One group of students has decided that something needs to be done about this.

The Food Recovery Network is a national organization that works to alleviate food insecurity – also termed as not knowing where one's next meal will come from. Presiding over many chapters on college campuses across the country, FRN became an official UT organization in December and an official FRN Chapter in January.

Ryan Brown, a junior in marketing and international business and the Public Relations Coordinator for FRN, said he believes many are not aware of Knoxville's high ranking among cities struggling with food insecurity.

"When we learned this, it hit us hard enough that we couldn't just stand by and watch people struggle with food insecurity," Brown said. "Once we started looking into ways to alleviate it, we discovered the concept of food recovery."

The organization has already managed to recover more than 800 combined pounds of food from only two events.

The first recovery took place in the Neyland East Skyboxes during and after the November UT-Vanderbilt football game, salvaging 600 pounds of food for Second Harvest to pick up from a dedicated freezer.

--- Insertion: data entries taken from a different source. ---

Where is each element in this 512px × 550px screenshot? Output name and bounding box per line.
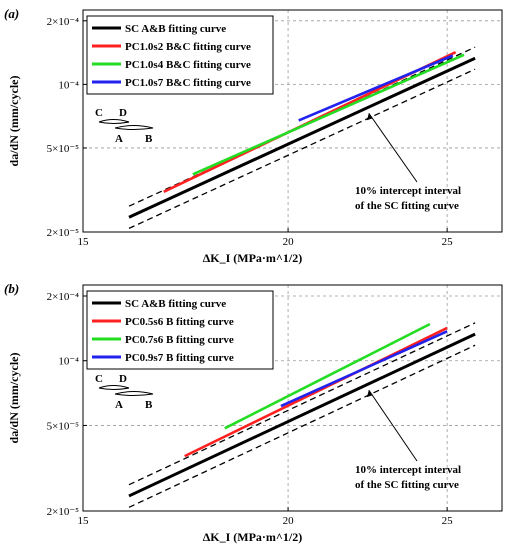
annotation-arrowhead (366, 113, 373, 121)
y-tick-label: 2×10⁻⁵ (47, 227, 80, 239)
plot-frame (82, 9, 503, 233)
annotation-line-2: of the SC fitting curve (355, 479, 459, 491)
legend: SC A&B fitting curve PC1.0s2 B&C fitting … (86, 15, 274, 95)
schematic-label-a: A (115, 399, 123, 411)
annotation-arrow (368, 389, 418, 462)
x-tick-label: 15 (78, 236, 90, 248)
panel-label: (a) (4, 6, 19, 21)
schematic-label-d: D (119, 107, 127, 119)
annotation-line-1: 10% intercept interval (355, 464, 461, 476)
plot-frame (82, 284, 503, 512)
y-tick-label: 10⁻⁴ (58, 356, 79, 368)
legend: SC A&B fitting curve PC0.5s6 B fitting cu… (86, 290, 274, 370)
interval-band-line (128, 322, 476, 486)
chart-panel-2: 15 20 25 2×10⁻⁵ 5×10⁻⁵ 10⁻⁴ 2×10⁻⁴ ΔK_I (MPa·m^… (4, 281, 503, 544)
x-tick-label: 25 (442, 236, 454, 248)
schematic-label-d: D (119, 373, 127, 385)
series-line-2 (184, 326, 448, 458)
legend-entry: SC A&B fitting curve (125, 23, 226, 35)
series-line-3 (192, 53, 465, 176)
legend-entry: PC1.0s2 B&C fitting curve (125, 41, 251, 53)
y-tick-label: 5×10⁻⁵ (47, 143, 80, 155)
legend-entry: PC1.0s4 B&C fitting curve (125, 59, 251, 71)
crack-lower (114, 391, 154, 396)
crack-upper (98, 119, 130, 124)
chart-panel-1: 15 20 25 2×10⁻⁵ 5×10⁻⁵ 10⁻⁴ 2×10⁻⁴ ΔK_I (MPa·m^… (4, 6, 503, 265)
series-line-1 (128, 332, 476, 498)
legend-entry: PC0.9s7 B fitting curve (125, 352, 234, 364)
x-axis-label: ΔK_I (MPa·m^1/2) (203, 530, 302, 544)
crack-lower (114, 125, 154, 130)
legend-entry: PC0.7s6 B fitting curve (125, 334, 234, 346)
panel-label: (b) (4, 281, 19, 296)
crack-schematic: C D A B (95, 107, 154, 145)
x-tick-label: 25 (442, 515, 454, 527)
interval-band-line (128, 68, 476, 229)
schematic-label-b: B (145, 133, 153, 145)
crack-upper (98, 385, 130, 390)
schematic-label-a: A (115, 133, 123, 145)
schematic-label-c: C (95, 107, 103, 119)
y-tick-label: 2×10⁻⁴ (47, 291, 80, 303)
schematic-label-b: B (145, 399, 153, 411)
crack-schematic: C D A B (95, 373, 154, 411)
series-line-1 (128, 56, 476, 219)
annotation-arrow (368, 112, 418, 183)
y-tick-label: 5×10⁻⁵ (47, 420, 80, 432)
x-axis-label: ΔK_I (MPa·m^1/2) (203, 251, 302, 265)
annotation-arrowhead (366, 390, 373, 398)
legend-entry: SC A&B fitting curve (125, 298, 226, 310)
x-tick-label: 20 (283, 515, 295, 527)
schematic-label-c: C (95, 373, 103, 385)
annotation-line-1: 10% intercept interval (355, 185, 461, 197)
interval-band-line (128, 344, 476, 508)
x-tick-label: 20 (283, 236, 295, 248)
x-tick-label: 15 (78, 515, 90, 527)
y-tick-label: 2×10⁻⁵ (47, 506, 80, 518)
annotation-line-2: of the SC fitting curve (355, 200, 459, 212)
series-line-4 (298, 54, 454, 122)
series-line-4 (280, 330, 448, 408)
y-axis-label: da/dN (mm/cycle) (7, 76, 21, 167)
series-line-3 (224, 322, 431, 430)
y-tick-label: 10⁻⁴ (58, 79, 79, 91)
y-tick-label: 2×10⁻⁴ (47, 16, 80, 28)
legend-entry: PC1.0s7 B&C fitting curve (125, 77, 251, 89)
y-axis-label: da/dN (mm/cycle) (7, 353, 21, 444)
legend-entry: PC0.5s6 B fitting curve (125, 316, 234, 328)
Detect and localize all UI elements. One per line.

Following this, about 187 pounds of food and 46 pounds of bottled water were recovered from the Clifton M. Jones Student Leadership Conference & MLK Day of Service in January.

Carmen Bell, senior in food science and technology and co-president of FRN, worked with the team during both recoveries.

"According to Second Harvest, 1.2 pounds of food equals one meal for a person in need," Bell said. "Judging by that measure, we've been able to provide over 660 meals to people all across East Tennessee."

But the group says this is just the beginning.

Kelsey Coombs, senior in microbiology and co-president of FRN along with Bell, said she believes the program could be expanded further.

"With the numerous campus dining options, student events and sporting events, our campus is full of opportunities to prevent food from going to waste and to help those who struggle with hunger," Coombs said.

Still new on campus, three essential positions within the organization remain available: treasurer, membership coordinator and recovery coordinator.

"Membership is open to all students and faculty," Coombs said. "We have light attendance requirements and semester dues of $5 to help with costs. Members all get notified of upcoming recoveries and can choose which they'd like to participate in."